White nationalist gets prison over rape threat, extortion

CONCORD, N.H (AP) — A self-proclaimed white nationalist was sentenced Wednesday to nearly three-and-a-half years in federal prison for threatening to rape the wife of a man who was part of a separate racist group that he believed was harassing him.

Christopher Cantwell, a 40-year-old New Hampshire resident and radio host, was found guilty in September of extortion and threatening to injure property or reputation, but not guilty of cyberstalking related to a series of threats he made toward a Missouri man over the Telegram messaging app.

Cantwell previously pleaded guilty to assault in 2018 after he was accused of using pepper spray during the deadly white nationalist rally in Charlottesville in 2017. He didn’t serve additional jail time but was barred from Virginia for five years.

Judge Paul Barbadoro acknowledged that Cantwell has faced harassment but said the 41-month sentence reflected the nature of the threat against the woman.

“The threats made here by the defendant are abhorrent, shocking and extremely damaging,” Barbadoro said before handing down the sentence that also includes two years of supervised release.

The FBI, which investigated the case, said the sentence demonstrated that threats have consequences.

“The First Amendment does not protect those who choose to engage in criminal activity based on hateful beliefs, but a jury of Christopher Cantwell’s peers found he did exactly that, and with today’s sentence he has now been held accountable for his violent threats,” Joseph Bonavolonta, Special Agent in Charge of the FBI Boston Division, said in a statement.

Cantwell told his defense team that he wanted to appeal the sentence.

Dressed in a prison shirt and wearing a mask, Cantwell briefly spoke before the sentencing. He apologized to the woman for his comments and said his actions were driven by the months of harassment he endured at the hands of the Bowl Patrol, of which her husband was a member.

The group’s name is inspired by the haircut of Dylann Roof, sentenced to death for fatally shooting nine Black church members during a Bible study session in Charleston, South Carolina.

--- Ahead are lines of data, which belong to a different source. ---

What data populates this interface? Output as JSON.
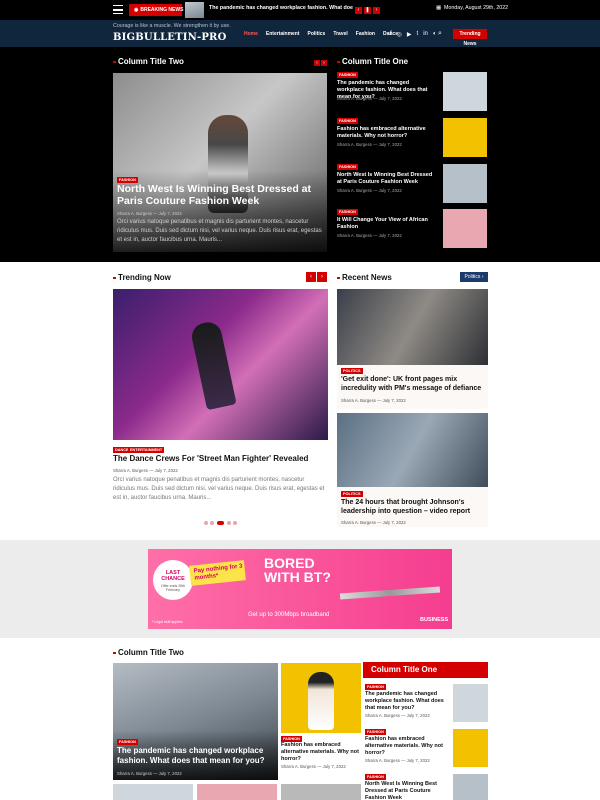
{
  "topbar": {
    "breaking_label": "BREAKING NEWS",
    "breaking_headline": "The pandemic has changed workplace fashion. What does that mean for you?",
    "date": "Monday, August 29th, 2022"
  },
  "header": {
    "tagline": "Courage is like a muscle. We strengthen it by use.",
    "logo": "BIGBULLETIN-PRO",
    "nav": [
      "Home",
      "Entertainment",
      "Politics",
      "Travel",
      "Fashion",
      "Dance"
    ],
    "social": [
      "f",
      "◎",
      "▶",
      "t",
      "in",
      "◐"
    ],
    "trending_button": "Trending News"
  },
  "top_section": {
    "left_title": "Column Title Two",
    "right_title": "Column Title One",
    "featured": {
      "tag": "FASHION",
      "title": "North West Is Winning Best Dressed at Paris Couture Fashion Week",
      "author": "Sharra A. Burgess",
      "date": "July 7, 2022",
      "excerpt": "Orci varius natoque penatibus et magnis dis parturient montes, nascetur ridiculus mus. Duis sed dictum nisi, vel varius neque. Duis risus erat, egestas et est in, auctor faucibus urna. Mauris..."
    },
    "list": [
      {
        "tag": "FASHION",
        "title": "The pandemic has changed workplace fashion. What does that mean for you?",
        "author": "Sharra A. Burgess",
        "date": "July 7, 2022",
        "color": "#cfd6dc"
      },
      {
        "tag": "FASHION",
        "title": "Fashion has embraced alternative materials. Why not horror?",
        "author": "Sharra A. Burgess",
        "date": "July 7, 2022",
        "color": "#f2c200"
      },
      {
        "tag": "FASHION",
        "title": "North West Is Winning Best Dressed at Paris Couture Fashion Week",
        "author": "Sharra A. Burgess",
        "date": "July 7, 2022",
        "color": "#b6c0c9"
      },
      {
        "tag": "FASHION",
        "title": "It Will Change Your View of African Fashion",
        "author": "Sharra A. Burgess",
        "date": "July 7, 2022",
        "color": "#e9a7b1"
      }
    ]
  },
  "trending": {
    "title": "Trending Now",
    "tags": [
      "DANCE",
      "ENTERTAINMENT"
    ],
    "headline": "The Dance Crews For 'Street Man Fighter' Revealed",
    "author": "Sharra A. Burgess",
    "date": "July 7, 2022",
    "excerpt": "Orci varius natoque penatibus et magnis dis parturient montes, nascetur ridiculus mus. Duis sed dictum nisi, vel varius neque. Duis risus erat, egestas et est in, auctor faucibus urna. Mauris..."
  },
  "recent": {
    "title": "Recent News",
    "filter": "Politics",
    "items": [
      {
        "tag": "POLITICS",
        "title": "'Get exit done': UK front pages mix incredulity with PM's message of defiance",
        "author": "Sharra A. Burgess",
        "date": "July 7, 2022"
      },
      {
        "tag": "POLITICS",
        "title": "The 24 hours that brought Johnson's leadership into question – video report",
        "author": "Sharra A. Burgess",
        "date": "July 7, 2022"
      }
    ]
  },
  "ad": {
    "last_chance": "LAST CHANCE",
    "offer_ends": "Offer ends 26th February",
    "pay_nothing": "Pay nothing for 3 months*",
    "bored": "BORED WITH BT?",
    "speed": "Get up to 300Mbps broadband",
    "brand": "BUSINESS",
    "legal": "* Legal stuff applies"
  },
  "bottom": {
    "left_title": "Column Title Two",
    "right_title": "Column Title One",
    "feature": {
      "tag": "FASHION",
      "title": "The pandemic has changed workplace fashion. What does that mean for you?",
      "author": "Sharra A. Burgess",
      "date": "July 7, 2022"
    },
    "mid": {
      "tag": "FASHION",
      "title": "Fashion has embraced alternative materials. Why not horror?",
      "author": "Sharra A. Burgess",
      "date": "July 7, 2022"
    },
    "list": [
      {
        "tag": "FASHION",
        "title": "The pandemic has changed workplace fashion. What does that mean for you?",
        "author": "Sharra A. Burgess",
        "date": "July 7, 2022",
        "color": "#cfd6dc"
      },
      {
        "tag": "FASHION",
        "title": "Fashion has embraced alternative materials. Why not horror?",
        "author": "Sharra A. Burgess",
        "date": "July 7, 2022",
        "color": "#f2c200"
      },
      {
        "tag": "FASHION",
        "title": "North West Is Winning Best Dressed at Paris Couture Fashion Week",
        "author": "",
        "date": "",
        "color": "#b6c0c9"
      }
    ]
  }
}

Members disrupted his radio show for months with pranks and defaced his website with pornography and violent content, Eric Wolpin said during the trial.

“The Bowl Patrol were constantly harassing me and threatening me and trying to destroy my business,” Cantwell said, adding that he went to law enforcement with his complaints.

Authorities say Cantwell used the Telegram messaging app to convey a threat in 2019 that he would rape the man’s wife if he didn’t give up information about the leader of a white supremacist group of which the man was a member, authorities said.

The Associated Press is not naming the man to protect the identify of his wife.

Cantwell was arrested in January 2020 and has remained in jail ever since.

Cantwell is also accused of threatening to expose the man’s identity and warning “you will lose everything you have” if he didn’t provide the personal details about the leader of the Bowl Patrol.

Cantwell followed through on another threat to report the Missouri man, who has several children, to the state’s child welfare services division for drug use and racist views. But an agency official testified at the trial that it did not feel the complaint justified further investigation.

Cantwell’s defense attorneys requested his client be sentenced to time served and argued he had already suffered enough.

“He has lost his house. He’s sat in jail. He got COVID. This has been seriously impactful on his life,” Wolpin told the court.

But prosecutors, who requested a sentence of 51 months, said Barbadoro had to take into consideration how Cantwell’s threats impacted the victim’s family and how it was part of a long-running effort by the defendant to use threats against Bowl Patrol members to get personal details on their leader.

“The court should consider the lasting implications for her and her children,” Assistant U.S. Attorney Anna Krasinski told the court. “Even now, it’s too painful for her.”